The getPxs routine takes a date range on the left and a stock ticker on the right and returns a list of dates and their associated adjusted closing prices for each day. We convert the dates from their character MM-DD-YYYY form to a numeric YYYYMMDD version.

So, to get data for three American car companies, we can do this:

   6!:2 'dd=. (<2000 1 1;2023 4 10) getPxs&.>''F'';''GM'';''TSLA'''
20000103 20000104 20000105
20101118 20101119 20101122
20100629 20100630 20100701

Each element of dd is a two-element vector of vectors for the dates and the prices. We see above that the dates are not the same for all three stocks.

Munging Data

In order to use a nice, simple J expression to regress the returns of one car company against another, we first need to ensure that the two arguments are compatible.

So, say we want to study how the returns of the American car-maker Ford (ticker "F") relate to the returns of other American car companies as well as foreign car companies and to a broad equity index as well. We need series of the same length to do this.

A Date Problem

The first order of business is to align our disparate time series on their dates. We will restrict our discussion to only American companies (and the S&P 500 index) because introducing foreign assets brings with it a host of complicated, data-intensive date problems and we will only look at the simplest of these.

Reloading the data as above but including the S&P 500 looks like this:

   6!:2 'dd=. (<2000 1 1;2023 4 10) getPxs&.>''F'';''GM'';''TSLA'';''^GSPC'''
20000103 20000104 20000105
20101118 20101119 20101122
20100629 20100630 20100701
20000103 20000104 20000105
20230404 20230405 20230406
20230404 20230405 20230406
20230404 20230405 20230406
20230404 20230405 20230406

5853 3116 3216 5853

The last expression here shows us that Ford and the S&P 500 have the same number of dates and their series have the same starting and ending dates.

Looking at the date ranges available for each series, we see this.

20000103 20230406
20101118 20230406
20100629 20230406
20000103 20230406

Finding the minimal date range with ]dtRange=. >./(<./,>./)&>{.&>dd, we see that the minimal common range is from 20101118 through 20230406.

We can define our minimal set of common data using this:

fitRanges=. 4 : 0
NB.* fitRanges: given start, stop dates (as YYYYMMDD numbers), restrict the
NB. dates and associated data in y to fit within the inclusive range.
   'dt dat'=. y
   (<(dt>:{.x)*.dt<:{:x) #&.>y

Looking at the minimal common set of data, we see that the dates and data are now all the same length.

   $&>&.>dd=. (<dtRange) fitRanges &.> dd

Using the Common Data

We can extract each set of prices, turn them into return series, and see how well each correlates with the returns of the S&P 500. First we look at the S&P 500 prices and convert them to returns.

1196.69 1199.73 1197.84 1180.73 1198.35 1189.4 1187.76 1180.55 1206.07 1221.53
1.00254 0.998425 0.985716 1.01492 0.992531 0.998621 0.99393 1.02162 1.01282
   $retsSP500=. 2%~/\>{:>{:dd

Next we do this for each of our car companies.

   $retsF=. 2%~/\>{:>{.dd   NB. Returns for Ford
   $retsGM=. 2%~/\>{:>2{dd   NB. Returns for GM
   $retsTSLA=. 2%~/\>{:>2{dd   NB. Returns for Tesla
   (<retsSP500) %.&> retsF;retsGM;retsTSLA
0.999865 0.997267 0.997267

This last expression shows as that all three companies' returns are very highly correlated to the S&P 500.

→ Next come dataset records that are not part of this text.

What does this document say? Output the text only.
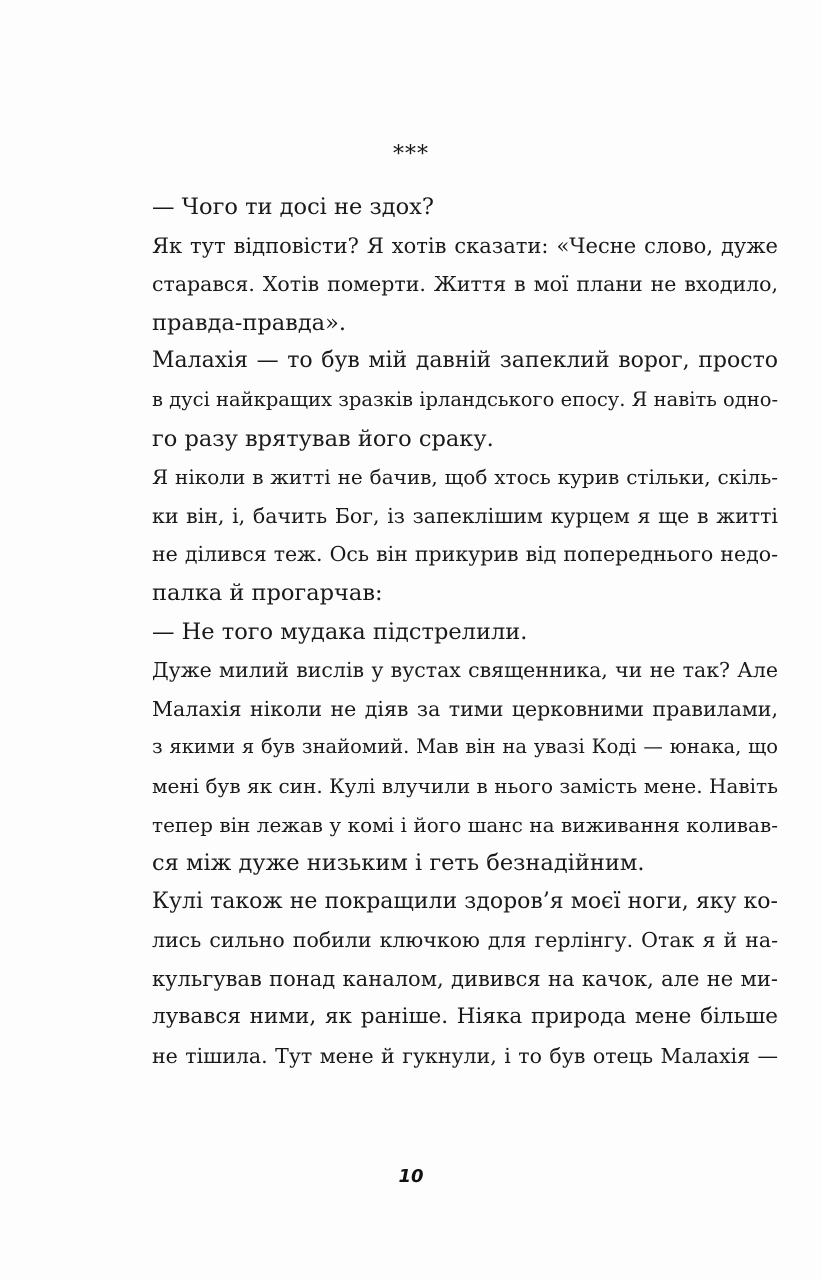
***
— Чого ти досі не здох?
Як тут відповісти? Я хотів сказати: «Чесне слово, дуже
старався. Хотів померти. Життя в мої плани не входило,
правда-правда».
Малахія — то був мій давній запеклий ворог, просто
в дусі найкращих зразків ірландського епосу. Я навіть одно-
го разу врятував його сраку.
Я ніколи в житті не бачив, щоб хтось курив стільки, скіль-
ки він, і, бачить Бог, із запеклішим курцем я ще в житті
не ділився теж. Ось він прикурив від попереднього недо-
палка й прогарчав:
— Не того мудака підстрелили.
Дуже милий вислів у вустах священника, чи не так? Але
Малахія ніколи не діяв за тими церковними правилами,
з якими я був знайомий. Мав він на увазі Коді — юнака, що
мені був як син. Кулі влучили в нього замість мене. Навіть
тепер він лежав у комі і його шанс на виживання коливав-
ся між дуже низьким і геть безнадійним.
Кулі також не покращили здоров’я моєї ноги, яку ко-
лись сильно побили ключкою для герлінгу. Отак я й на-
кульгував понад каналом, дивився на качок, але не ми-
лувався ними, як раніше. Ніяка природа мене більше
не тішила. Тут мене й гукнули, і то був отець Малахія —
10
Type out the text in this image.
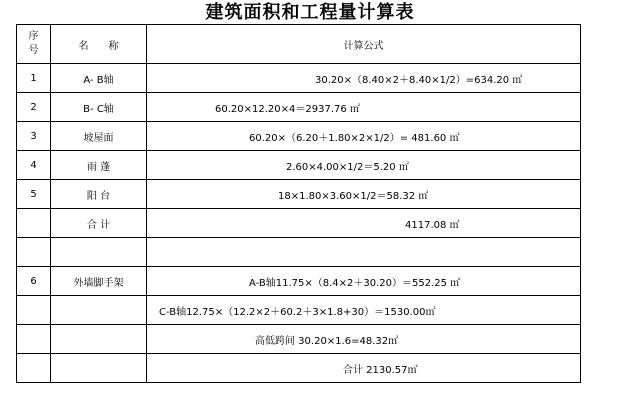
建筑面积和工程量计算表
序
号	名　　称	计算公式
1	A- B轴	30.20×（8.40×2＋8.40×1/2）=634.20 ㎡
2	B- C轴	60.20×12.20×4＝2937.76 ㎡
3	坡屋面	60.20×（6.20＋1.80×2×1/2）= 481.60 ㎡
4	雨 蓬	2.60×4.00×1/2＝5.20 ㎡
5	阳 台	18×1.80×3.60×1/2＝58.32 ㎡
	合 计	4117.08 ㎡

6	外墙脚手架	A-B轴11.75×（8.4×2＋30.20）＝552.25 ㎡
		C-B轴12.75×（12.2×2＋60.2＋3×1.8+30）＝1530.00㎡
		高低跨间 30.20×1.6=48.32㎡
		合计 2130.57㎡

We will continue this demonstration of data munging in a future NYCJUG meeting.

Learning and Teaching J

Changing the Way you Write Changes the Way You Think

In the vein of Sapir-Whorf, this video presents a talk on how language affects thinking. Xuanyi Chew, speaking at DataEngBytes 2022, presents his own version of APL for building neural networks, called INiGo (at around 8:08 in the video) for Iverson Notation in Go.

He talks about how he fell into using APL by accident, literally. He had a problem with his arm which limited his ability to type so he thought of trying APL because it would minimize how much typing he would have to do. Interestingly, he came to notice how the notation affected the way he thinks about problems.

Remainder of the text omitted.